Chief executive Charles Walters said group headline earnings rose to a record R6.4 billion from R5.1bn a year earlier.
“It was particularly pleasing to achieve this, together with a good safety performance which aligns with our objective of sustainable safety across all our operations,” Walters said.
The group’s attributable earnings amounted to R6bn, 18 percent higher than a year earlier, representing a third consecutive annual record.
“Slower global growth is expected into next year. Continued growth in China, albeit slower than previously anticipated, should support prices for Assore’s products in the near term,” Walters said.
The group’s iron-ore division delivered a 106 percent hike in earnings to R6.8bn, compared with the corresponding period last year on robust iron-ore prices.
Seaborne iron-ore supply has been squeezed following the tragic tailings-dam failure in Brazil, coupled with weather disruptions in northern Brazil and Western Australia.
The supply squeeze has seen the average market price for iron ore (62 percent iron content delivered in China) increasing to $80 (R1192) a ton in 2019, from $69 a ton last year.

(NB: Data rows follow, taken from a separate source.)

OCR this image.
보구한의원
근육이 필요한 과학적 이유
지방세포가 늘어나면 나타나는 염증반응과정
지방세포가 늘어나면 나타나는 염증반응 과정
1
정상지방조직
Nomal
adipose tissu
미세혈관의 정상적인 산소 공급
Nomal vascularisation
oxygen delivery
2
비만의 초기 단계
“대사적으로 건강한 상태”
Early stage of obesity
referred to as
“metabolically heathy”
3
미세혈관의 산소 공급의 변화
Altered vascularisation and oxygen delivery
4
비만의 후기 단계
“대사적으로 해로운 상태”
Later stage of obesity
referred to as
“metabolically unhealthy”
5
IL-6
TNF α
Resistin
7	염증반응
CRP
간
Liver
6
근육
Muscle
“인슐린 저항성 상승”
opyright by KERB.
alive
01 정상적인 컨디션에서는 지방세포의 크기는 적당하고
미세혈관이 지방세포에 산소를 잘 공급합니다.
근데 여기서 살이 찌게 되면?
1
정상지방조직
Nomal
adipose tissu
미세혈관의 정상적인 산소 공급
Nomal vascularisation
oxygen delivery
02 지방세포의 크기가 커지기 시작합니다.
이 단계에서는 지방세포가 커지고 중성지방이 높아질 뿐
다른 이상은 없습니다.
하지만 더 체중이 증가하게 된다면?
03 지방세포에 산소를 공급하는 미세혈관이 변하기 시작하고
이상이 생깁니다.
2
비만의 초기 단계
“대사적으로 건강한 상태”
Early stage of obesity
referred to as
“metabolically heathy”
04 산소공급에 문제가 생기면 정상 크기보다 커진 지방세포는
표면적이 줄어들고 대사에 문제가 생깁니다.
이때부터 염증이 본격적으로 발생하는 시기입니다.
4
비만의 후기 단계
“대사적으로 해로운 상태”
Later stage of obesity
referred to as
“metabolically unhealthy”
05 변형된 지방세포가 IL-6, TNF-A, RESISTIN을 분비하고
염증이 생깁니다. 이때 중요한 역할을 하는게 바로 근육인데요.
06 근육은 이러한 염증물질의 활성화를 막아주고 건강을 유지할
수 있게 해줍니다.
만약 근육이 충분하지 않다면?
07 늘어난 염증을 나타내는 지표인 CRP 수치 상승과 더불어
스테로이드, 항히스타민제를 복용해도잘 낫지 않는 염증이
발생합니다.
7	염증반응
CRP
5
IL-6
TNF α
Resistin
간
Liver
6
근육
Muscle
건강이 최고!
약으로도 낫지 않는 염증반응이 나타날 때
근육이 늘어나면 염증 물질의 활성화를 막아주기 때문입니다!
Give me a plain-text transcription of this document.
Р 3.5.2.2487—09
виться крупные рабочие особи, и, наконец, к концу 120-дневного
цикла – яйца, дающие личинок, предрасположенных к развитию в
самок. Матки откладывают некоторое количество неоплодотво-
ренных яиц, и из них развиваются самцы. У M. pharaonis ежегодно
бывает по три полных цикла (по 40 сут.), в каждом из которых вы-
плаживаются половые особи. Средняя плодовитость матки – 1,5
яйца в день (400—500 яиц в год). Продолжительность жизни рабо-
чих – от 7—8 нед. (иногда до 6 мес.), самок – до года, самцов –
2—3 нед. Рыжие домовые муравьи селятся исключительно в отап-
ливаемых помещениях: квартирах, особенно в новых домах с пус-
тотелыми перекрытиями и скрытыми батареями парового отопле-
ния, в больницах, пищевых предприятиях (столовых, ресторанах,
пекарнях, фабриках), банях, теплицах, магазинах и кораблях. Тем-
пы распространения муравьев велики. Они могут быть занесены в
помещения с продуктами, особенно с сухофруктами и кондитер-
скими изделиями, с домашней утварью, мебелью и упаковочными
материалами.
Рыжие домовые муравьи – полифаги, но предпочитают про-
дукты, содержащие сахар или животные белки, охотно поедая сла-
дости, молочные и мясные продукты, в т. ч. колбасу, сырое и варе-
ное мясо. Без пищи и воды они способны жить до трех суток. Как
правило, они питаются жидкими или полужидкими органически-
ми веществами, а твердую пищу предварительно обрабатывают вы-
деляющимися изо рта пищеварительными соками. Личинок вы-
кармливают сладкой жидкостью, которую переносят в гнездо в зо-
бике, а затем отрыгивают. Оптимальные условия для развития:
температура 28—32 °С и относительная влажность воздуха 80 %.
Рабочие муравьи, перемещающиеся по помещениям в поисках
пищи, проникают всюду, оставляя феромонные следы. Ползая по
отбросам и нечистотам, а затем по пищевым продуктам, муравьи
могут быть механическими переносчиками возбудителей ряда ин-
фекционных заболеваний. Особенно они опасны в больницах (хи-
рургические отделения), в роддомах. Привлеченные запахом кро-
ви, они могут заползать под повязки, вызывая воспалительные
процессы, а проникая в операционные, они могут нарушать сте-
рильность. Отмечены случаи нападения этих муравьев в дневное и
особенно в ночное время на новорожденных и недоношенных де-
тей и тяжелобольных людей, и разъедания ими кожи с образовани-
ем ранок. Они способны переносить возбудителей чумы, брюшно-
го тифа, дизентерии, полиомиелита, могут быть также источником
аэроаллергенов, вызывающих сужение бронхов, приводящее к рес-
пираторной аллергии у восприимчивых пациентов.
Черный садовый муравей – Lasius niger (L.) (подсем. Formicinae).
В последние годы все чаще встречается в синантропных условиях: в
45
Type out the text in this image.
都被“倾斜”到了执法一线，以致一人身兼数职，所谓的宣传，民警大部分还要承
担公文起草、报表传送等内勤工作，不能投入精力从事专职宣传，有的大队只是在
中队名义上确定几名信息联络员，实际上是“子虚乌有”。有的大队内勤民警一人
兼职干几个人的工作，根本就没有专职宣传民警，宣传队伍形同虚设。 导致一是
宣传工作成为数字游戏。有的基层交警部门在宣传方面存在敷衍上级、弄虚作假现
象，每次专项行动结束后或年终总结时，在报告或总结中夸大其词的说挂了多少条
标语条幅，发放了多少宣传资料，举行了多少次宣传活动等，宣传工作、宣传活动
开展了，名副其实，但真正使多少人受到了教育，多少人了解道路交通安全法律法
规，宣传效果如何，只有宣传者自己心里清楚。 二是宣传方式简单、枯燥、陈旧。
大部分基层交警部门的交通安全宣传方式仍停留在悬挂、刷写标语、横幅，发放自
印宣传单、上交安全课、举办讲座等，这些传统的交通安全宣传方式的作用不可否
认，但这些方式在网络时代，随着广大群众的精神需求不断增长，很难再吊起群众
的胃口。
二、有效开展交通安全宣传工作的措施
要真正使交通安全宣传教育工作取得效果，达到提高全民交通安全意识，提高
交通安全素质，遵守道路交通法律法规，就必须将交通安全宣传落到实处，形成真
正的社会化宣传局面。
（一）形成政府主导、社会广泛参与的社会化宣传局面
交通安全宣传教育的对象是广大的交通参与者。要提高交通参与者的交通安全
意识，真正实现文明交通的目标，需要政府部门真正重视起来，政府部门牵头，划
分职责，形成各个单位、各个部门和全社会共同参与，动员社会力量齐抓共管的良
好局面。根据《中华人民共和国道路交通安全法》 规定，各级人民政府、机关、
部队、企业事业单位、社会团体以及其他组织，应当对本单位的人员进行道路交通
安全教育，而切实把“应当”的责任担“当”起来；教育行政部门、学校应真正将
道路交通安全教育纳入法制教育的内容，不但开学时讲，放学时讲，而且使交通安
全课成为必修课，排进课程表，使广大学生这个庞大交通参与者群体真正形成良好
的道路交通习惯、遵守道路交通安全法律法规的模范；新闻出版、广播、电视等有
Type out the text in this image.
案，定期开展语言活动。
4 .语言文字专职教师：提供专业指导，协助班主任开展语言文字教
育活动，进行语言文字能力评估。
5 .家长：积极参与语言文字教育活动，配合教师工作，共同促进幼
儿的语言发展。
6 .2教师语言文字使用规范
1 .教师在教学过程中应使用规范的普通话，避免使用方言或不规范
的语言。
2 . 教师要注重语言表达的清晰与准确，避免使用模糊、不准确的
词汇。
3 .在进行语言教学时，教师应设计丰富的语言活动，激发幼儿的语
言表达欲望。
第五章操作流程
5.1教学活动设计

Assore said attributable earnings from Assmang, its iron-ore and manganese joint venture with African Rainbow Minerals, jumped 29 percent to R9.1bn in 2019, driven mostly by the 29 percent increase in sales revenue to R35.6bn.
Earnings from the manganese division fell by 39 percent from R3.8bn a year earlier, owing to R1bn in impairment charges relating to the investment in Sakura Ferroalloys.
Seleho Tsatsi, an investment analyst at Johannesburg-based Anchor Capital, said the manganese and chrome parts of the business had a challenging year, as oversupply put prices under pressure.
“There is uncertainty over where iron ore goes from here, given the expectation for Brazilian and Australian supply to eventually come back into the market. Given Assore’s balance sheet of R9bn net cash, it’s in a decent position to deal with future volatility,” Tsatsi said.
The group said lower chrome prices and increasing costs weighed heavily on the Dwarsrivier mine, leading attributable profit to 41 percent to R516 million from R875m in 2018.
“The reduced profit was compounded by a labour strike at the mine in March 2019, which accounted for the decrease of 4percent in production volumes,” Walters said.
“The cost-management performance was disappointing, with unit costs increasing by 14 percent over 2018,” he said.
The oversupply of ferrochrome in the group’s main market resulted in a decrease in demand for chrome ore, which saw the average index market price decreasing to $187per ton from $224 in 2018.
Assore shares declined 5.81percent on the JSE on Thursday to close at R300.